The Chairman and CEO of OHL Construction gave a speech entitled OHL’s commitment to infrastructure in Turkey, focusing his presentation on the implantation, development and consolidation of OHL’s activity in this country and the presentation of the main features of the Marmaray project. This project, recently awarded to OHL, calls for the development of the rail link between Europe and Asia in Istanbul through an underwater tunnel crossing the Bosphorus Strait, which will allow the transit of high-speed, commuter and freight trains between both continents.
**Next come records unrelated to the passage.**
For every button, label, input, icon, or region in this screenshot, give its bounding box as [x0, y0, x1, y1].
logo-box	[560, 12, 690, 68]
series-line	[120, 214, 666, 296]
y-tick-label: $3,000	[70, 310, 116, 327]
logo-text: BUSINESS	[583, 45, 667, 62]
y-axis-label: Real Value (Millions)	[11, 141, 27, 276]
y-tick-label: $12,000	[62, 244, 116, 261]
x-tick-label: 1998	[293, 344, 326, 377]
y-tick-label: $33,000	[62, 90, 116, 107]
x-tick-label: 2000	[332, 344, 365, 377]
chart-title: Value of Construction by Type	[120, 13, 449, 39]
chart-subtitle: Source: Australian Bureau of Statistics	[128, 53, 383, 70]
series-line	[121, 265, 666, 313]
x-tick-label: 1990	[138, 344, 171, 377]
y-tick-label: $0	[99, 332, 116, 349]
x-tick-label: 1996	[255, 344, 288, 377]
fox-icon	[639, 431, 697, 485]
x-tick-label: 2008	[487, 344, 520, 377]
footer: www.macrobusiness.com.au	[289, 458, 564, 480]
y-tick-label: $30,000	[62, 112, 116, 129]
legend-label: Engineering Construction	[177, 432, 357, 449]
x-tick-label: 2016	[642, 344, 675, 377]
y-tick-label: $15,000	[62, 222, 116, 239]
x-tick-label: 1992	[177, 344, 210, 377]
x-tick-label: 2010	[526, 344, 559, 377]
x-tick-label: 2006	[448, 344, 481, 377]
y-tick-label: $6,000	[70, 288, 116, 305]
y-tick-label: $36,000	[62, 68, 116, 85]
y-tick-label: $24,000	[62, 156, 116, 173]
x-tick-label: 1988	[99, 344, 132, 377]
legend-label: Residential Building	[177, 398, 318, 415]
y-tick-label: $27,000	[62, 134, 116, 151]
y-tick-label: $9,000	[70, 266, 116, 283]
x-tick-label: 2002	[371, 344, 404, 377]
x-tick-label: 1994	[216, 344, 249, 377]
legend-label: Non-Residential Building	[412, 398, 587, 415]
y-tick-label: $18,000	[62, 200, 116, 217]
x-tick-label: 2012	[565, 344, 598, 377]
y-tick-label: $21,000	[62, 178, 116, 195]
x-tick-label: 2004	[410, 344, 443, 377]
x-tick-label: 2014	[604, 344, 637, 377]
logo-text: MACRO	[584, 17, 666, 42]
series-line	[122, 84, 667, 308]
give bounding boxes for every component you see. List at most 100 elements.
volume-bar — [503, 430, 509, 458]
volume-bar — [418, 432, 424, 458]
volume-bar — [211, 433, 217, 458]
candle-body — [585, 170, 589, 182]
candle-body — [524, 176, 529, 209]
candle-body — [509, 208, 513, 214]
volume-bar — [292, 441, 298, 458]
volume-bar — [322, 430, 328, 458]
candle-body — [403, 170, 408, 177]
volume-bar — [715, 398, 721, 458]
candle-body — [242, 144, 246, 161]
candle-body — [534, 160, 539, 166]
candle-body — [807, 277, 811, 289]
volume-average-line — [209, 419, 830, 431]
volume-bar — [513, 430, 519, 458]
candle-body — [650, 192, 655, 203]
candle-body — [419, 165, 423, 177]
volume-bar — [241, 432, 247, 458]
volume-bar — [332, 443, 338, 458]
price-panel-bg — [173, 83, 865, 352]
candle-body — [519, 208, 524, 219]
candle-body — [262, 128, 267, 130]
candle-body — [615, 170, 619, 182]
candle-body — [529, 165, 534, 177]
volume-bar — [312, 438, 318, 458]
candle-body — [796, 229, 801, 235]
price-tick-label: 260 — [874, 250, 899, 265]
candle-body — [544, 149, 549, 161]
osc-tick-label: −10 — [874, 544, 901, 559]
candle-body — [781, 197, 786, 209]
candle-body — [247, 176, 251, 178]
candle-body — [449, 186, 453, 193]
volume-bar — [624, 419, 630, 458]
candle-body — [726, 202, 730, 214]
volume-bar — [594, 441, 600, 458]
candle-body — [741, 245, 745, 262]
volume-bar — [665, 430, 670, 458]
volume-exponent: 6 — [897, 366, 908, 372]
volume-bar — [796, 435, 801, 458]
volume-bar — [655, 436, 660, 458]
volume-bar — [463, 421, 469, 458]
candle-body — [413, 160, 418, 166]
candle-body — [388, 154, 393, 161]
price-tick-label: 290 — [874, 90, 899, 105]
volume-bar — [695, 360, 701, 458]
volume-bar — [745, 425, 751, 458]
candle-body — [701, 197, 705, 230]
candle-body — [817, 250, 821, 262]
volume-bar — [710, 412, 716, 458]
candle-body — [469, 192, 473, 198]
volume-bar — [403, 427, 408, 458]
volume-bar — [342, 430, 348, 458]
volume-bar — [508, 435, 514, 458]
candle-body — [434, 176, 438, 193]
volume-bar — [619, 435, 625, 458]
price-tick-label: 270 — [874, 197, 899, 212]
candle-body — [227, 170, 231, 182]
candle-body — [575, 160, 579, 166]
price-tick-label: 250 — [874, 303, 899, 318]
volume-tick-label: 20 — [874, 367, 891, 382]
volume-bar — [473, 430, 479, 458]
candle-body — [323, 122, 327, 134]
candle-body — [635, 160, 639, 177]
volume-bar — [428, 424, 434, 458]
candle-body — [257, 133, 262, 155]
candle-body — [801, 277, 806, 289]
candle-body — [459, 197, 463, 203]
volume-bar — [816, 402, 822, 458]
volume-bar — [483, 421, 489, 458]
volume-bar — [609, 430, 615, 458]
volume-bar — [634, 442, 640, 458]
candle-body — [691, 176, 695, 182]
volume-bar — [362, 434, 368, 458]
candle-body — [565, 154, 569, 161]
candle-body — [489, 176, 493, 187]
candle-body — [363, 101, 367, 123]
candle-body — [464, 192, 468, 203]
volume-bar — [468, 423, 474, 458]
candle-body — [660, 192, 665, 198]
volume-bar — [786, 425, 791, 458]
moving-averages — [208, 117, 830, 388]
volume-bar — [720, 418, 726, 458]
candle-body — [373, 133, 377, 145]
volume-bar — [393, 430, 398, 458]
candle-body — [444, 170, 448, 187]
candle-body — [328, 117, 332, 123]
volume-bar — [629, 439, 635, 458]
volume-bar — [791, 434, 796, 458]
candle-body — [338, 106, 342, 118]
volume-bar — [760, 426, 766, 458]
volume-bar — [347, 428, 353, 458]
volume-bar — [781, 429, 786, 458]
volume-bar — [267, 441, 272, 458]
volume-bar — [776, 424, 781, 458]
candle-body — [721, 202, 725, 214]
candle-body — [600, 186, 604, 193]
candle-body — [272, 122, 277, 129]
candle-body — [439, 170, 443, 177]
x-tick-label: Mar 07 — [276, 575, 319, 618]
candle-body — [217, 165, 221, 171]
Francisco Marín recalled that OHL began its activity in Turkey in 1999 and that the group now has offices in Ankara and Istanbul, while the latter “is the center of OHL’s business operations in Turkey, the Middle East and North Africa”. In this regard, he highlighted construction backlog in the area managed from Turkey totals more than €2.1 billion and noted that the OHL’s positioning in this country is “long term and permanent.”

With respect to projects in the region, the leader of OHL Construction, mentioned the execution of the Eskisehir-Esenken stretch of the Ankara-Istanbul high-speed line, measuring 206 km, “which has been successfully operating since March 2009”. The works, with a budget of €655 million, is the first tranche of the existing high-speed railway in Turkey and has become a benchmark as the first country outside of Spain where the Spanish experience in high speed railways has been developed.

Francisco Marín also highlighted other construction projects in Turkey, including the wastewater treatment plant in Konya, delivered in 2009, which serves a population of one million people with a daily output of 200,000 m3.

Marmaray

Centered in Marmaray, Mr. Marín described the project as “the most ambitious infrastructure project in Turkey to date and one of the most emblematic worldwide for its complexity and magnitude.” The contract budget amounts to €932.8 million (without VAT), making it one of the largest contracts signed by OHL in all time. OHL is leader, with a 70% interest, of the joint venture formed for this purpose with the Spanish railway signaling company, Dimetronic . The work contracted includes all the design, the complete replacement of two existing tracks and their replacement with three new tracks over 63 km of the 77 km of the project, the renovation and construction of 36 stations, the construction of 130 structures, two operation and control centers, garages and workshops, renovation of all electromechanical systems (power supply, catenary, signaling, telecommunication and ticketing systems) along the 77 km of the project, the commissioning of the project and maintenance for two years.

The contracting agency is the Directorate General of Construction Railways, Ports and Airports (DLH) of the Ministry of Transport of Turkey. The project benefits from the financing of the Council of Europe Development Bank with 80% and the European Investment Bank with the remaining 20%.

The Marmaray project, according to the OHL Construction CEO, “combines the latest railway technology for the preservation of historic monuments. In the execution of the project, among other works, OHL must rehabilitate and preserve historic structures and stations”. With respect to timing, it is expected that the first train will cross the Bosporus Strait on October 29, 2013, coinciding with the celebration of the ninetieth anniversary of the modern Republic of Turkey.

Commitment to internationalization

The major success stories garnered by OHL abroad are the fruits of the strategy adopted and published in 2002, a strategy that focuses on staying out of any traditional real estate activity, in anticipation of the current crisis, and a firm commitment to internationalization as a growth driver.

Currently, OHL is present in 30 countries on five continents and 93% of its EBITDA and 90% of its backlog is derived outside of Spain. The policy in place since 2002 has allowed for average annual growth in short-term international construction backlog of around 30%.